The ability to get ahead. A competitive advantage is what it takes to succeed, whether it’s gaining market dominance ahead of your rivals, minimizing production costs using the latest technology, or delivering a product that’s far superior to what’s currently in the market.
For the aerospace and defense industry, the edge is no less than the 3D printing or additive manufacturing technique.
Do not misinterpret me on this but 3-dimensional printing has long been used in the aerospace and defense industries. As per the report made by MarketsandMarkets, they anticipate that the market for 3-dimensional printing will grow by more than 23% come the year 2023 to around $4.76 billion.
So far, the growth of the additive manufacturing industry and prospects have been so transformative to say the least.
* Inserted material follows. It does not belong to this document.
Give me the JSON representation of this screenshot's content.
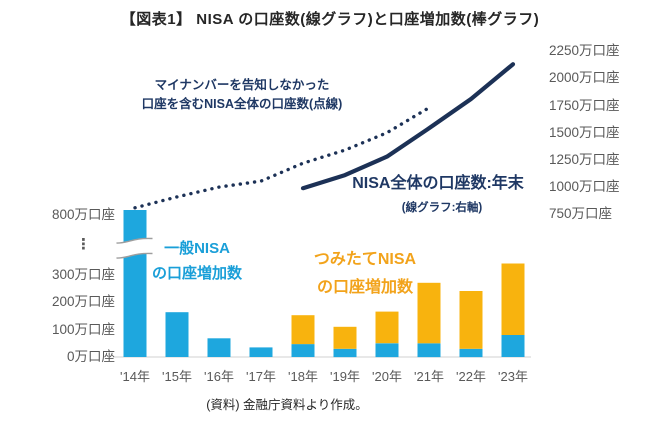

Around 70% of the respondents are making a high claim that it has turned around their lives for the better.
What Do People Think About Additive Manufacturing Technology and Its Impact on Aerospace and Defense Industry?
- Around 29% of the respondents said that it is just a matter of time before it creates a significant impact on the way we think and work.
- 70% of the respondents said additive manufacturing has already created a significant impact on how we think, do our work, and function.
- A meager 1% of the respondents asserted that it won’t ever affect the industry.
Almost three-quarters of survey respondents said they use additive manufacturing technology for prototyping, and we find this not surprising at all.
Apart from that, 44 percent of the respondents say they use 3-dimensional printing for repair and maintenance, 43 percent have it for research and development, and almost 4 out of 10 will have it for production of parts.
Finally, about a third of respondents said they were using 3-dimensional printing to create fixtures, tooling, and jigs as well as bridges. Every single day, with the unveiling of new advancements, the use-cases become even more diverse for this manufacturing method.
Having the ability to utilize 3D printing in aerospace and defense production was enough of a strategic advantage a few years ago. Business entities then discreetly qualified processes and materials and used them to increase their market share in terms of weight, platform capability, or payload volume reduction.
Currently, the focus on materials is shifting away from the use of plastics but more and more towards metallic materials. This is actually setting the stage for brand new opportunities.
When materials like additive-produced metals have a firm footing, we can hope for a dramatic increase in use cases in aerospace, defense, and space. 9 of 10 industries are anticipating that their expected use of 3-dimensional printing will double up in the coming years.
We may have a hunch for what’s going to happen next, but the work going on behind the scenes is incredibly good, and it’s all geared toward giving us a competitive advantage.
This explains the reason why around 36% of major industry leaders today are planning to invest in 3D printing in the upcoming years. This statistical number, though, does not include the early adopters of this type of manufacturing technology.